Dr. Ceri Houlbrook is a folklore archaeologist, whose primary interests include the materiality of post-medieval magic and ritual, contemporary folkloric practices, and the heritage of deposits and assemblages.

Fairy Gold 10.30am – 11.10am

Who wouldn’t be tempted by fairy treasure? The bold thief succeeds, sometimes, while the schemer is outwitted; the miser is punished, and the industrious rewarded. In hollow hills and beneath old trees the gold awaits, only to become dry leaves in the wrong hands. Unvalued by its owners, it exists only as the instrument of their power over mortals. How different from our own currency…

Jeremy Harte is a researcher into folklore and archaeology, with a particular interest in sacred space and tales of encounters with the supernatural. He is the author of English Holy Wells: A sourcebook and Explore Fairy Traditions.

11.10am – 11.25am: Break

Druids, Dancers and Devils: The Folklore of Britain’s Megaliths 11.25am – 12.10pm

Archdruid’s palaces, ancient British racecourses, and country-girls who danced for too long: this paper will trace the origins of the fascinating folklore that relates to Britain’s megalithic monuments. Joanne Parker is a Senior Lecturer in Victorian Literature in the Department of English at the University of Exeter. Her publications include Britannia Obscura: Mapping Hidden Britain and Written on Stone: The Cultural History of British Prehistoric Monuments.

The Museum of Witchcraft and Magic 12.10 – 1pm

The Museum of Witchcraft was founded in Boscastle, Cornwall in 1960. It explores British magical practice, making comparisons with other systems of belief, from ancient times to the present day. Photographer Sara Hannant and museum director Simon Costin reveal highlights from their forthcoming book ‘Of Shadows: One Hundred Objects from the Museum of Witchcraft and Magic’.

1-2pm Lunch

The Haunted Shores of England 2.10 – 2.50pm

Sophia Kingshill, author of The Fabled Coast, take a coastal survey of marine spectres, phantom ships, soul birds, and controversial creatures. The coastline of the British Isles plays host to an astonishingly rich variety of local legends, customs, and superstitions.

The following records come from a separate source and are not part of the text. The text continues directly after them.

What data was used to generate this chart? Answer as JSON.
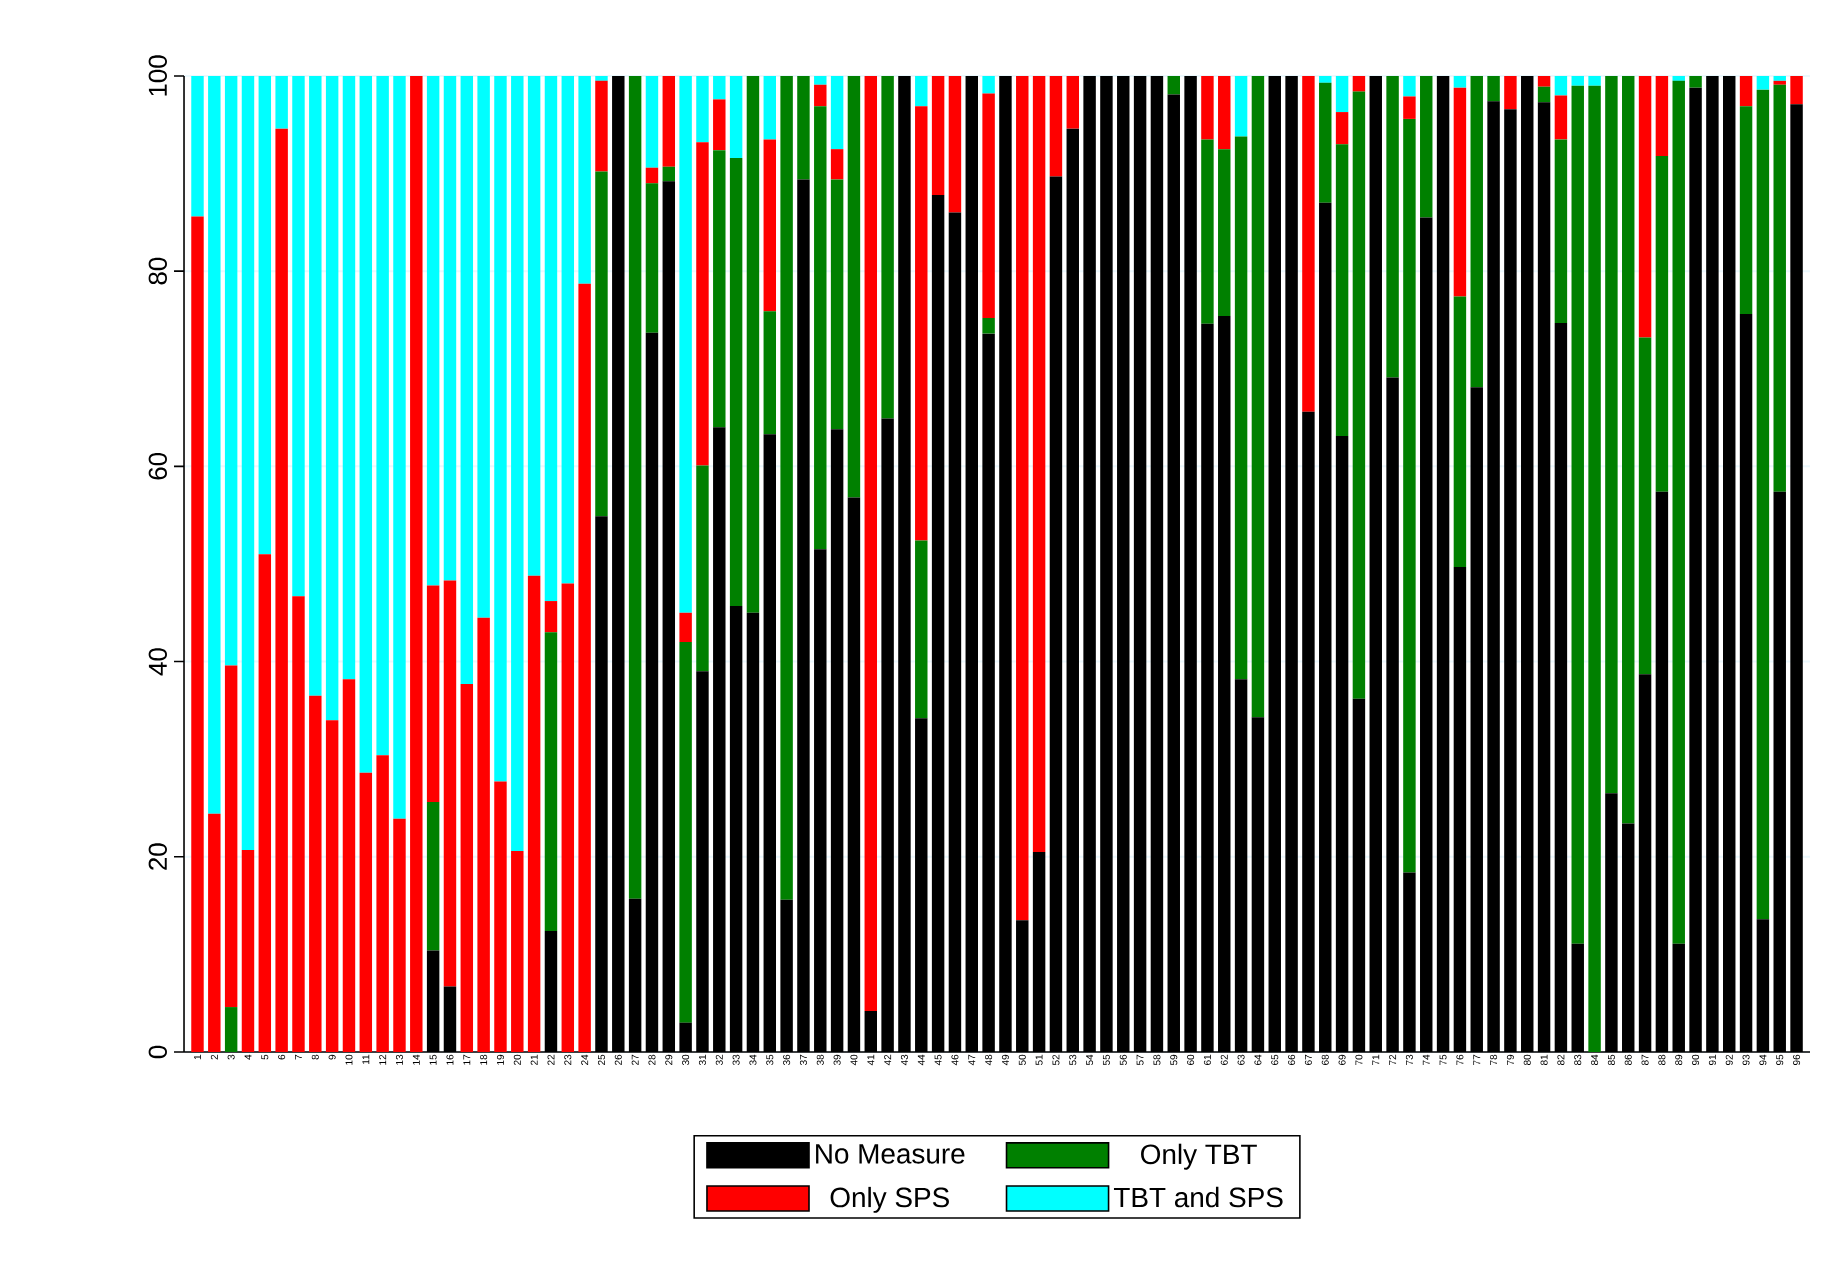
{
  "chart_data": {
    "type": "bar",
    "stacked": true,
    "categories": [
      "1",
      "2",
      "3",
      "4",
      "5",
      "6",
      "7",
      "8",
      "9",
      "10",
      "11",
      "12",
      "13",
      "14",
      "15",
      "16",
      "17",
      "18",
      "19",
      "20",
      "21",
      "22",
      "23",
      "24",
      "25",
      "26",
      "27",
      "28",
      "29",
      "30",
      "31",
      "32",
      "33",
      "34",
      "35",
      "36",
      "37",
      "38",
      "39",
      "40",
      "41",
      "42",
      "43",
      "44",
      "45",
      "46",
      "47",
      "48",
      "49",
      "50",
      "51",
      "52",
      "53",
      "54",
      "55",
      "56",
      "57",
      "58",
      "59",
      "60",
      "61",
      "62",
      "63",
      "64",
      "65",
      "66",
      "67",
      "68",
      "69",
      "70",
      "71",
      "72",
      "73",
      "74",
      "75",
      "76",
      "77",
      "78",
      "79",
      "80",
      "81",
      "82",
      "83",
      "84",
      "85",
      "86",
      "87",
      "88",
      "89",
      "90",
      "91",
      "92",
      "93",
      "94",
      "95",
      "96"
    ],
    "series": [
      {
        "name": "No Measure",
        "color": "#000000",
        "values": [
          0,
          0,
          0,
          0,
          0,
          0,
          0,
          0,
          0,
          0,
          0,
          0,
          0,
          0,
          10.4,
          6.7,
          0,
          0,
          0,
          0,
          0,
          12.4,
          0,
          0,
          54.9,
          100,
          15.7,
          73.7,
          89.2,
          3,
          39,
          64,
          45.7,
          45,
          63.3,
          15.6,
          89.4,
          51.5,
          63.8,
          56.8,
          4.2,
          64.9,
          100,
          34.2,
          87.8,
          86,
          100,
          73.6,
          100,
          13.5,
          20.5,
          89.7,
          94.6,
          100,
          100,
          100,
          100,
          100,
          98.1,
          100,
          74.6,
          75.4,
          38.2,
          34.3,
          100,
          100,
          65.6,
          87,
          63.1,
          36.2,
          100,
          69.1,
          18.4,
          85.5,
          100,
          49.7,
          68.1,
          97.4,
          96.6,
          100,
          97.3,
          74.7,
          11.1,
          0,
          26.5,
          23.4,
          38.7,
          57.4,
          11.1,
          98.8,
          100,
          100,
          75.6,
          13.6,
          57.4,
          97.1
        ]
      },
      {
        "name": "Only TBT",
        "color": "#008000",
        "values": [
          0,
          0,
          4.6,
          0,
          0,
          0,
          0,
          0,
          0,
          0,
          0,
          0,
          0,
          0,
          15.2,
          0,
          0,
          0,
          0,
          0,
          0,
          30.6,
          0,
          0,
          35.3,
          0,
          84.3,
          15.3,
          1.5,
          39,
          21.1,
          28.4,
          45.9,
          55,
          12.6,
          84.4,
          10.6,
          45.4,
          25.6,
          43.2,
          0,
          35.1,
          0,
          18.2,
          0,
          0,
          0,
          1.6,
          0,
          0,
          0,
          0,
          0,
          0,
          0,
          0,
          0,
          0,
          1.9,
          0,
          18.9,
          17.1,
          55.6,
          65.7,
          0,
          0,
          0,
          12.3,
          29.9,
          62.2,
          0,
          30.9,
          77.2,
          14.5,
          0,
          27.7,
          31.9,
          2.6,
          0,
          0,
          1.6,
          18.8,
          87.9,
          99,
          73.5,
          76.6,
          34.5,
          34.4,
          88.4,
          1.2,
          0,
          0,
          21.3,
          85,
          41.7,
          0
        ]
      },
      {
        "name": "Only SPS",
        "color": "#ff0000",
        "values": [
          85.6,
          24.4,
          35,
          20.7,
          51,
          94.6,
          46.7,
          36.5,
          34,
          38.2,
          28.6,
          30.4,
          23.9,
          100,
          22.2,
          41.6,
          37.7,
          44.5,
          27.7,
          20.6,
          48.8,
          3.2,
          48,
          78.7,
          9.3,
          0,
          0,
          1.6,
          9.3,
          3,
          33.1,
          5.2,
          0,
          0,
          17.6,
          0,
          0,
          2.2,
          3.1,
          0,
          95.8,
          0,
          0,
          44.5,
          12.2,
          14,
          0,
          23,
          0,
          86.5,
          79.5,
          10.3,
          5.4,
          0,
          0,
          0,
          0,
          0,
          0,
          0,
          6.5,
          7.5,
          0,
          0,
          0,
          0,
          34.4,
          0,
          3.3,
          1.6,
          0,
          0,
          2.3,
          0,
          0,
          21.4,
          0,
          0,
          3.4,
          0,
          1.1,
          4.5,
          0,
          0,
          0,
          0,
          26.8,
          8.2,
          0,
          0,
          0,
          0,
          3.1,
          0,
          0.4,
          2.9
        ]
      },
      {
        "name": "TBT and SPS",
        "color": "#00ffff",
        "values": [
          14.4,
          75.6,
          60.4,
          79.3,
          49,
          5.4,
          53.3,
          63.5,
          66,
          61.8,
          71.4,
          69.6,
          76.1,
          0,
          52.2,
          51.7,
          62.3,
          55.5,
          72.3,
          79.4,
          51.2,
          53.8,
          52,
          21.3,
          0.5,
          0,
          0,
          9.4,
          0,
          55,
          6.8,
          2.4,
          8.4,
          0,
          6.5,
          0,
          0,
          0.9,
          7.5,
          0,
          0,
          0,
          0,
          3.1,
          0,
          0,
          0,
          1.8,
          0,
          0,
          0,
          0,
          0,
          0,
          0,
          0,
          0,
          0,
          0,
          0,
          0,
          0,
          6.2,
          0,
          0,
          0,
          0,
          0.7,
          3.7,
          0,
          0,
          0,
          2.1,
          0,
          0,
          1.2,
          0,
          0,
          0,
          0,
          0,
          2,
          1,
          1,
          0,
          0,
          0,
          0,
          0.5,
          0,
          0,
          0,
          0,
          1.4,
          0.5,
          0
        ]
      }
    ],
    "ylim": [
      0,
      100
    ],
    "yticks": [
      0,
      20,
      40,
      60,
      80,
      100
    ],
    "grid": "y",
    "legend": "bottom"
  }
}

A Mongoose in the Landscape 2.50 – 3.30pm

In 1931 the inhabitants of an isolated Isle of Man farm began to report extraordinary phenomena. The Irving family claimed that a small animal had appeared to them, manifesting speech, clairvoyance, invisibility and other extraordinary powers. What became known as the Gef the Talking Mongoose case swiftly became a media sensation – the subject of psychic investigations, court cases, and books – yet is now largely forgotten.

Christopher Josiffe is the author of a forthcoming book on Gef the Talking Mongoose from Strange Attractor Press.

3.30-3.40 Break

Cultural anxieties and ritual protection in high status early modern houses 3.40 – 4.25

Recent archaeological work at the Tower of London and Knole, Kent has shown that the fear of evil, instilled in ordinary people during the early modern period, was expressed through the creation of ritual protection marks and spiritual middens intended to defend buildings from malignant forces.

James Wright is a doctoral student at the University of Nottingham. He specialises in record-ing and analysing historic standing buildings.

Whatever Happened to the Headless Ghost?  4.25 – 5.20pm
Once the headless or Acephalous Ghost was a staple of stately home haunts, and now is never seen. Where might the idea have originated in British folklore? And why do we no longer need to see them?

Roger Clarke grew up in a haunted house and was educated at Oxford University before becoming a film journalist for The Independent. His book ‘A Natural History of Ghosts’ was published to wide acclaim in 2012 and has this year been translated into Spanish and Japanese, as well as being published in three formats in the USA.

Books by the authors will be available to buy from Newham Bookshop and Strange Attractor Press.

Afterwards we’ll be at the Enterprise pub on Red Lion Street.

Registration for the day symposium: £20 standard, £16 concessions (students, unwaged, retired).